Exercise 4.5.9 (Among any ten consecutive integers, at least one is relatively prime to the the product of the others)

Proof. Consider a block $I=[[n,n+9]]$ of ten consecutive positive integers. If $n=1$, then $1\in J$ is relatively prime to the the product of the others. We can now assume that $n\ge 2$.

We prove first that there is an integer $s\in I$ which is not divisible by $2,3,5,7$.

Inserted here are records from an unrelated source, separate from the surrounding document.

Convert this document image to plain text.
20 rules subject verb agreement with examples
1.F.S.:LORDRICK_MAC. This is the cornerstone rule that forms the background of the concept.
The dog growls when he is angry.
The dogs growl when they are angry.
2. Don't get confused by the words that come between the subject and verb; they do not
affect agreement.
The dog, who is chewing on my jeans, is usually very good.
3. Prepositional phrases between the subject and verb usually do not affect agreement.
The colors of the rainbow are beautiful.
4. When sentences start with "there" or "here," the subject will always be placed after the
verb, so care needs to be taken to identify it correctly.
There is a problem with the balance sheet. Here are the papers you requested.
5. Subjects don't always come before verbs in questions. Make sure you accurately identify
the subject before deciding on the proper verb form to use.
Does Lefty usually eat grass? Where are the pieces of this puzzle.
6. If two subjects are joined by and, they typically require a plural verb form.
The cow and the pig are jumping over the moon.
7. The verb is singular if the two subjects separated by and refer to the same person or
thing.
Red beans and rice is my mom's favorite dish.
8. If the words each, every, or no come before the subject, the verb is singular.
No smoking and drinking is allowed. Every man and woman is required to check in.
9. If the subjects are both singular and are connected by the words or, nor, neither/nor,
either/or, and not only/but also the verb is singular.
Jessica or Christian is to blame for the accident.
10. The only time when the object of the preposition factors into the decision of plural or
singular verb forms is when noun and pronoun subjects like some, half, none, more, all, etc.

The block $I$ contains exactly $5$ odd integers $m,m+2,m+4,m+6,m+8$. Consider the block $J=\{m,m+2,m+4,m+6,m+8\}\subset I$ of $5$ consecutive odd integers. Then $J$ contains at most $2$ multiples of $3$, at most one multiple of $5$ and at most one multiple of $7$. Therefore after elimination of these multiples, it remains at least one integer $s\in J$ which is not divisible by $3,5,7$. Since the elements of $J$ are odd,

Since $n\ge 2$, then $s\ge 2$, and every prime factor $p$ of $s$satisfies $p\ge 11$.

Every other element $t$ of the block $I$ is in the form $t=s\pm i$, where $i<10$. If $s$ and $t$ have some prime common divisor $p$, then $p\ge 11$. But $p\mid s$ and $p\mid t$, thus $p\mid t-s=\pm i$, so $p\mid i$, where $i<10$, thus $p<10$. Since $p\ge 11$, this is a contradiction. This proves that $s$ is relatively prime to every other element of the block $I$. Therefore $s$ is relatively prime to the product of the others elements of the block.

Among any ten consecutive integers, at least one is relatively prime to the the product of the others. □